On parle de 171 milliards d'investissements, je crois, dans ces 150 projets, mais est-ce que ce montant est vraiment à la hauteur des investissements énormes qui sont faits aux États-Unis, en Chine, notamment dans des secteurs d'avenir comme l'IA, l'intelligence artificielle. Vous avez vu la dernière édition de Choose France avec… – 93 milliards. – …des investissements majeurs qui ont été annoncés.

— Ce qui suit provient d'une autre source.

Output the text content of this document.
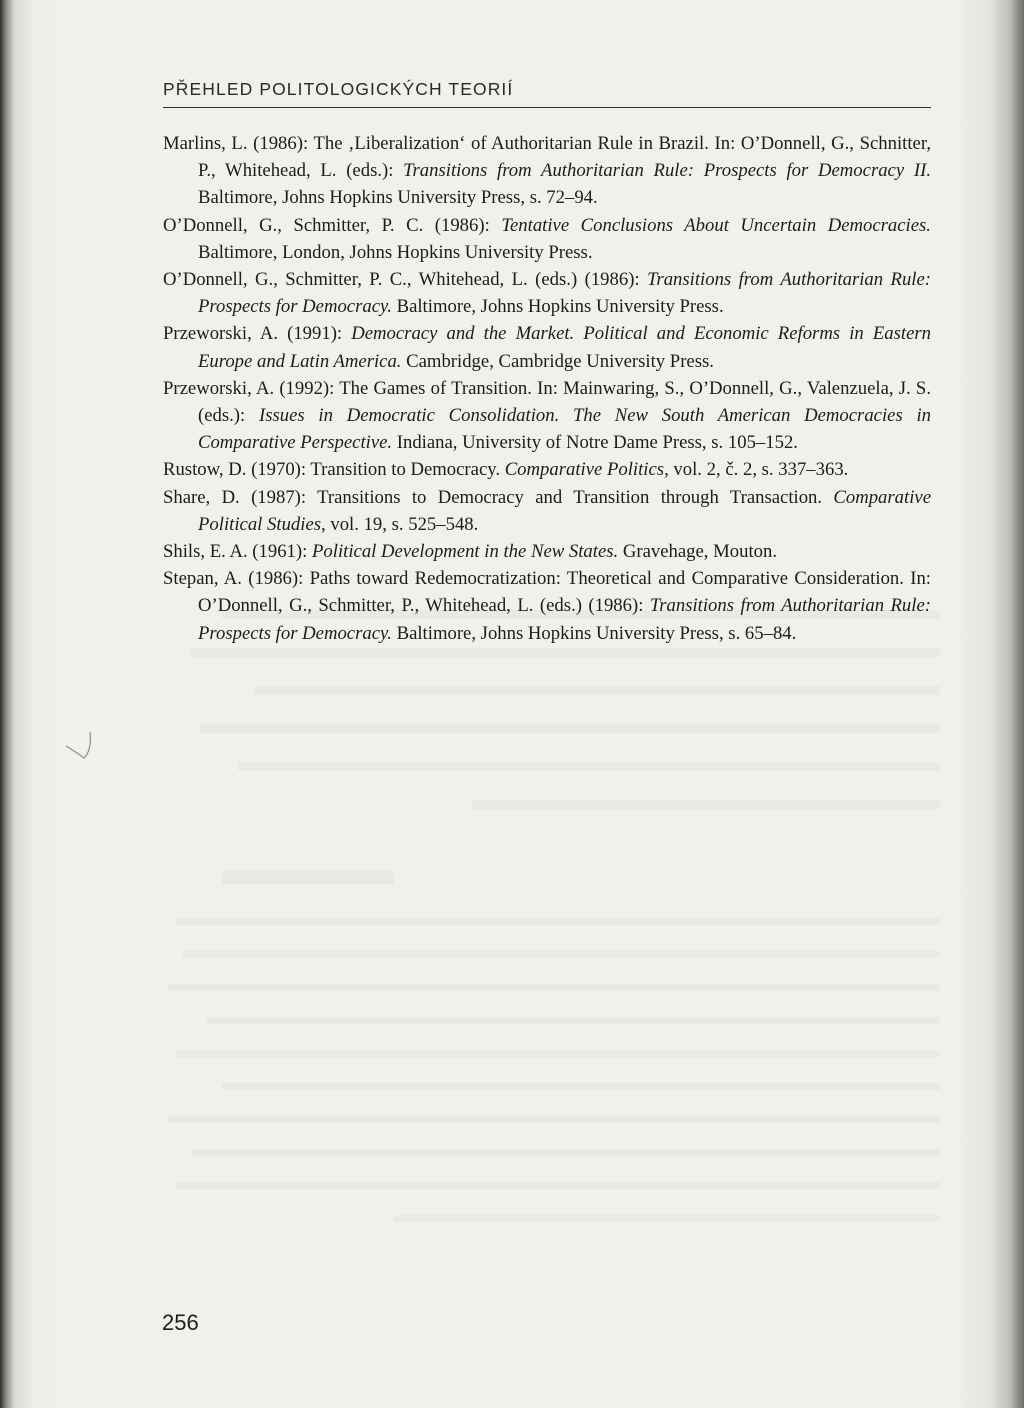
PŘEHLED POLITOLOGICKÝCH TEORIÍ
Marlins, L. (1986): The ‚Liberalization‘ of Authoritarian Rule in Brazil. In: O’Donnell, G., Schnitter, P., Whitehead, L. (eds.): Transitions from Authoritarian Rule: Prospects for Democracy II. Baltimore, Johns Hopkins University Press, s. 72–94.
O’Donnell, G., Schmitter, P. C. (1986): Tentative Conclusions About Uncertain Democracies. Baltimore, London, Johns Hopkins University Press.
O’Donnell, G., Schmitter, P. C., Whitehead, L. (eds.) (1986): Transitions from Authoritarian Rule: Prospects for Democracy. Baltimore, Johns Hopkins University Press.
Przeworski, A. (1991): Democracy and the Market. Political and Economic Reforms in Eastern Europe and Latin America. Cambridge, Cambridge University Press.
Przeworski, A. (1992): The Games of Transition. In: Mainwaring, S., O’Donnell, G., Valenzuela, J. S. (eds.): Issues in Democratic Consolidation. The New South American Democracies in Comparative Perspective. Indiana, University of Notre Dame Press, s. 105–152.
Rustow, D. (1970): Transition to Democracy. Comparative Politics, vol. 2, č. 2, s. 337–363.
Share, D. (1987): Transitions to Democracy and Transition through Transaction. Comparative Political Studies, vol. 19, s. 525–548.
Shils, E. A. (1961): Political Development in the New States. Gravehage, Mouton.
Stepan, A. (1986): Paths toward Redemocratization: Theoretical and Comparative Consideration. In: O’Donnell, G., Schmitter, P., Whitehead, L. (eds.) (1986): Transitions from Authoritarian Rule: Prospects for Democracy. Baltimore, Johns Hopkins University Press, s. 65–84.
256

Mais ça, on le doit à quoi ? On le doit à une électricité abondante, décarbonée et extrêmement compétitive. J'entends sur tous les plateaux de télé certains responsables politiques nous expliquaient que l'électricité en France est hors de prix.

Mais enfin, je ne sais pas si ces gens parfois sortent de l'Hexagone et voient ce qui se passe ailleurs. En Allemagne, en Italie, le prix de l'électricité est du double du prix de l'électricité française et en plus d'une électricité qui n'est pas décarbonée. On a les atouts avec cette électricité massive et on a des atouts aussi parce qu'on a un écosystème IA, on a une stratégie autour de l'intelligence artificielle, on a des têtes qui pensent et qui réfléchissent à l'IA.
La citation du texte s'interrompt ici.